Lucy made a face. “Not going for the canapés, I can tell you that.”
“But . . . but . . . if they arrest you, will you hunger-strike again? If you do, they’ll force-feed you.” I was terrified for Lucy. People died from being force-fed, like that man in the paper said.
“Look, Vicky, the government doesn’t seem to know the weapon they’ve handed to us now because of this force-feeding. We’re in all the papers, and if we don’t stop, the truth will come out eventually, and people will be on our side. We’ve all got to do our bit. And this is what we’re all about.”
If the end result hadn’t been so grave, Lucy’s escapade would have been hilarious. Lucy and two other suffragettes, a fellow American called Alice Paul and a Brit called Amelia Brown, slipped into the palatial Guildhall by dressing as charwomen. Each time they saw someone, they’
d ask the way to the kitchen. One time when they saw a police constable, they hid in a cloakroom. The constable, not knowing they were there, actually threw his cloak over them. Eventually they worked their way to the gallery in the banqueting hall, and when everyone was seated, tucking into their feast, Lucy and her friends shouted and threw stones through a stained-glass window.
They were, of course, arrested. Mr. Pethick-Lawrence went to the court to sit in at their hearing. The judge sentenced them to thirty days’ imprisonment in the dreaded second division at Holloway.
A week dragged by. I missed Lucy so much. The flat was empty without her. I even missed sharing the bed with her.

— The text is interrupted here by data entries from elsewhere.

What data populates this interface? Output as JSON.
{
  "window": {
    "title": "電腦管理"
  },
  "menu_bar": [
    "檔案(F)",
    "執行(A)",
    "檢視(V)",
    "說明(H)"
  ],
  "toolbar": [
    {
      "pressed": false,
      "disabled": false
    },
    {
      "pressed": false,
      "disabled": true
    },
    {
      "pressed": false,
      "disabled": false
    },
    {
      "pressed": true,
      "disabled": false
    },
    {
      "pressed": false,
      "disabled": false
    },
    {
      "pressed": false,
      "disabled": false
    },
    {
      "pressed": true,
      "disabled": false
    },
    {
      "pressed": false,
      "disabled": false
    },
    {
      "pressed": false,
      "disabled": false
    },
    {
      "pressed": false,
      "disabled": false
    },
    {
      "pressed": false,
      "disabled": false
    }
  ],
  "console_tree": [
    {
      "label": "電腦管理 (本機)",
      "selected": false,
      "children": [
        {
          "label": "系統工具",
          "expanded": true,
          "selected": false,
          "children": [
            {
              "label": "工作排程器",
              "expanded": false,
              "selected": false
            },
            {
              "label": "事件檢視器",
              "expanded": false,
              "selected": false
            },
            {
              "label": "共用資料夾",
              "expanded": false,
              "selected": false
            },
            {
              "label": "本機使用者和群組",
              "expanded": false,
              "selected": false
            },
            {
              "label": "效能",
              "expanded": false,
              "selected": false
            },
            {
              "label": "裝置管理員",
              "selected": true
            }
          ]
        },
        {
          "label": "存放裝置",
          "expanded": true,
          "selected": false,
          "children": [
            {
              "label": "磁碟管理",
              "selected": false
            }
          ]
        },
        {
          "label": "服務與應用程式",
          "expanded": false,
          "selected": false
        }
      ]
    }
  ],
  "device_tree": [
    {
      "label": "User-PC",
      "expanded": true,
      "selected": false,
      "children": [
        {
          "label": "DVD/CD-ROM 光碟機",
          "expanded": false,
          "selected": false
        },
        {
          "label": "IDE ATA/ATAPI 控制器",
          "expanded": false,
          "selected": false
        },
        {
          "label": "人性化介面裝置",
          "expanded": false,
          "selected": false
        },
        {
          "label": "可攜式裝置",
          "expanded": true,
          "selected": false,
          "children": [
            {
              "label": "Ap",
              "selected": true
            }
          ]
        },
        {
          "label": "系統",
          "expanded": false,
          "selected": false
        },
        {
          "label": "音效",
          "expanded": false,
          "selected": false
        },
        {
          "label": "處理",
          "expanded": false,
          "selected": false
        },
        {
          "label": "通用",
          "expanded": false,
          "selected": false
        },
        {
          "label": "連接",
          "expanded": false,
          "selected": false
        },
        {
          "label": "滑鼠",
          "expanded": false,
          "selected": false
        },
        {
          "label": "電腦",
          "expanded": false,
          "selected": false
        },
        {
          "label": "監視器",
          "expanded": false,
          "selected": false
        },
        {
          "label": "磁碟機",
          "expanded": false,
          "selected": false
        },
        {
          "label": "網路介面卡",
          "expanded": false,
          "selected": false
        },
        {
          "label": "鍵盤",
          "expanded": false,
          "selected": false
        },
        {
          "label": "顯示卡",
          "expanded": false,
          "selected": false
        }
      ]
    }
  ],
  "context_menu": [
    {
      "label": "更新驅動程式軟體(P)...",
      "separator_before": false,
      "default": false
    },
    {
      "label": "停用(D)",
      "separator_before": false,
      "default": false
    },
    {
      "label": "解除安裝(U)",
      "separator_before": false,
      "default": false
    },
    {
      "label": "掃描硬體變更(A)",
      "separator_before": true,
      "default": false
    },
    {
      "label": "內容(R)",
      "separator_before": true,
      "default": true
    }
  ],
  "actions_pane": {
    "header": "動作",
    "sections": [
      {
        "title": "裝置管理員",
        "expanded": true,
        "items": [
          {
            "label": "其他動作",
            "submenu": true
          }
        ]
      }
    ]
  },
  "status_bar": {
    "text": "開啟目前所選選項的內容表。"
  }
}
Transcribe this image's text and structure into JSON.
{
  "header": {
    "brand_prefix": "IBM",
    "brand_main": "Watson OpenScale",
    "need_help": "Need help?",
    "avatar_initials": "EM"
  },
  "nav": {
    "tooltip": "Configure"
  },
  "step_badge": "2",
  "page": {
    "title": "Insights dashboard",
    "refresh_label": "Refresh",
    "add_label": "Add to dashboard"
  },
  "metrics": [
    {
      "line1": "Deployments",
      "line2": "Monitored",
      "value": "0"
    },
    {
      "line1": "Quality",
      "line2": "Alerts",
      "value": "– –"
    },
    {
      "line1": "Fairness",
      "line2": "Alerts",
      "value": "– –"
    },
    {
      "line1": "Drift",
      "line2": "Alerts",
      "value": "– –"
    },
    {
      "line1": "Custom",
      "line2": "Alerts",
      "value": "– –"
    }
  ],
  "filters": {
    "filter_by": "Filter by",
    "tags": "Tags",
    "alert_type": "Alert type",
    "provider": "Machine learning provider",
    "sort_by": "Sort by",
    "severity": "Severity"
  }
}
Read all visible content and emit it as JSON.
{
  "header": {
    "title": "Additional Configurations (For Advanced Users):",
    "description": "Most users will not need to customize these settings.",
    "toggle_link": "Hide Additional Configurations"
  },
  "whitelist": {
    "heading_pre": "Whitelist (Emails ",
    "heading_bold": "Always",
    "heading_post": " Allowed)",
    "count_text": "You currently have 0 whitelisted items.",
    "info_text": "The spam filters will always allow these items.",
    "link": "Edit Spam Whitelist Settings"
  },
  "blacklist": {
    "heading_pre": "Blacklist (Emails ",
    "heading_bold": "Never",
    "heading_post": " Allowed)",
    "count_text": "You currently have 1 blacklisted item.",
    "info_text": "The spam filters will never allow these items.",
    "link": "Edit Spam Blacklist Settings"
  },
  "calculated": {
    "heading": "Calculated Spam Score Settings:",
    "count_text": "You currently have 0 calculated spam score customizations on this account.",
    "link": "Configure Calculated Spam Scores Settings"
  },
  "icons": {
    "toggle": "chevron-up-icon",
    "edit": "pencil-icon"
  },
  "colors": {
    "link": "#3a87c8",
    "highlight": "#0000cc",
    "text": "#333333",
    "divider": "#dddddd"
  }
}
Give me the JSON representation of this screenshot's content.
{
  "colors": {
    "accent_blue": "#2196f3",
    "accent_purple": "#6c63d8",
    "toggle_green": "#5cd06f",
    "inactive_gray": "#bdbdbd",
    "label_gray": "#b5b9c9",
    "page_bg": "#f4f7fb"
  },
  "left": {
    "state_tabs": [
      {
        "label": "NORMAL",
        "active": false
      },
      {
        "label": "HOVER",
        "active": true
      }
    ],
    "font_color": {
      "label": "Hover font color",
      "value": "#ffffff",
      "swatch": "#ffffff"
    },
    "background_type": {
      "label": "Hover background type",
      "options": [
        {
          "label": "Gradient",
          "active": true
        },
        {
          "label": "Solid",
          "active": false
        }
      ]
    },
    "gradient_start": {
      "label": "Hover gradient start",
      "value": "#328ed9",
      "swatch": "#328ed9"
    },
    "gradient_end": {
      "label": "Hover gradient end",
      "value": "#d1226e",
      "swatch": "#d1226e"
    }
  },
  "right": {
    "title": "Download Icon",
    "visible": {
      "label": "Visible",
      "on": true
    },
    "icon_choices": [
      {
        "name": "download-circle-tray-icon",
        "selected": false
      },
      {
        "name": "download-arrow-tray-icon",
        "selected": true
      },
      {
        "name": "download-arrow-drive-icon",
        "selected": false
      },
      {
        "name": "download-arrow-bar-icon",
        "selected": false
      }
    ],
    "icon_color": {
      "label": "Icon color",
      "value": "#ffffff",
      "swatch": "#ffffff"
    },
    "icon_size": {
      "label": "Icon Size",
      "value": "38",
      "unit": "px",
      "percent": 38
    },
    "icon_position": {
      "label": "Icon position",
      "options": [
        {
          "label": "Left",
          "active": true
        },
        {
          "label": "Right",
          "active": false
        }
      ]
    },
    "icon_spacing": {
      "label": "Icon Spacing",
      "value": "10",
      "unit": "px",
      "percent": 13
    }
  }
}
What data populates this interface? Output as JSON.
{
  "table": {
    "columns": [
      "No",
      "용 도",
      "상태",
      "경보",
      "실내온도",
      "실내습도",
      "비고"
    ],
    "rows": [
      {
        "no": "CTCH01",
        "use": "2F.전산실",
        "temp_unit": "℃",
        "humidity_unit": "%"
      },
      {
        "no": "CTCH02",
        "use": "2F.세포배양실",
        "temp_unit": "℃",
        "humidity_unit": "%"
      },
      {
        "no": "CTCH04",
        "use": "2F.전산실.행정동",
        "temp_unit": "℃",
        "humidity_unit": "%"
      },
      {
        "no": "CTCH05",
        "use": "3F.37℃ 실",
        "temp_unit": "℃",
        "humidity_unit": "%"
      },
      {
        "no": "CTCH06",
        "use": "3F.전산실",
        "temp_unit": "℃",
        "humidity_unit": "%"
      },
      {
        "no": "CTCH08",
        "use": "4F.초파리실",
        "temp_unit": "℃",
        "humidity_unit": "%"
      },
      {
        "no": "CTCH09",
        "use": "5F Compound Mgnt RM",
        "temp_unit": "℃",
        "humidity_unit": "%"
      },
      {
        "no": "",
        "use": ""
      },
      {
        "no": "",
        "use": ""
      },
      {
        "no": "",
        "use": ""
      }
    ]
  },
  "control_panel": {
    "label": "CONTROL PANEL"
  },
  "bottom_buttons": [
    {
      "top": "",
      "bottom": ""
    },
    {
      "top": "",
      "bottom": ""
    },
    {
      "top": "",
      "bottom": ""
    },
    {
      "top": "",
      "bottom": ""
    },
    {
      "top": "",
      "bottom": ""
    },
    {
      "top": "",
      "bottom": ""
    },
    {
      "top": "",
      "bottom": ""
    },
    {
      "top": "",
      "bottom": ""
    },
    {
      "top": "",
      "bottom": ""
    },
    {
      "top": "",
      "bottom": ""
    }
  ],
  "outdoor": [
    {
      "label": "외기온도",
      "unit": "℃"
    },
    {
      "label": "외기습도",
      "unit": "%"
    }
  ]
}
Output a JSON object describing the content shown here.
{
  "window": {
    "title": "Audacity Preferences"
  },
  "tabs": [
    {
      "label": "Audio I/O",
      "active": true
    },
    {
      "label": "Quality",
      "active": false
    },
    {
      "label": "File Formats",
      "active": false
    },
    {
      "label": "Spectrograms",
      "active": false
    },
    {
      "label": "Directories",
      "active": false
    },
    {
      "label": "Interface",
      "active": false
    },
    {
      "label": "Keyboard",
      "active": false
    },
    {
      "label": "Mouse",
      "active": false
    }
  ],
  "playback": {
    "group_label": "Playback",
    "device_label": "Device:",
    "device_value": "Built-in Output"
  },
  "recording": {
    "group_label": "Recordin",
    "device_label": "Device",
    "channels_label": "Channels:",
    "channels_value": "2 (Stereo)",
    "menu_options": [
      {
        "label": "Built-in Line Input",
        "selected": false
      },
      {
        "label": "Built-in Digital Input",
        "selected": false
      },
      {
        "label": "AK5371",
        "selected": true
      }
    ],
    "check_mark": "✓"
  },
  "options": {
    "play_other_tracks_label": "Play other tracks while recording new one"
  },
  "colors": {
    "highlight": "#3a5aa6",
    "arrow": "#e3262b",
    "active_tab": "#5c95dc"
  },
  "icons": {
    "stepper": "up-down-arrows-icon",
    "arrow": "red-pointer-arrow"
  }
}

Lucy had been in prison for ten days when Mr. Pethick-Lawrence got word from a sympathetic wardress that Lucy had gone on hunger strike and they had begun force-feeding her. I worried about her well-being in prison, though I knew she was proud to be there. If only I could make everyone see my cartoon for Votes for Women, make everyone understand what Lucy was going through right now.
Then I remembered Étienne’s posters of the cabaret girls. I would make posters of the force-feeding and hang them where everyone would see them! The WSPU didn’t have to be at the mercy of the newspapers. Anyone with eyes would see the truth.
Thirty-Nine
Clement’s Inn, WSPU Headquarters,
Saturday, twentieth of November
“I HAVE AN IDEA to get the truth of force-feeding out to the public,” I said. “I want to make an illustration for a poster that we can stick up.”
It was the next morning, and I had sought out Mr. Pethick-Lawrence in the newspaper room at Clement’s Inn.
“What do you have in mind?” he asked.
I pulled out my sketchbook and set it on the table, turning it to the page with my sketch. “This is an illustration of the wardress’s statement. We can paste the posters on hoardings, pub walls, buildings, signs.”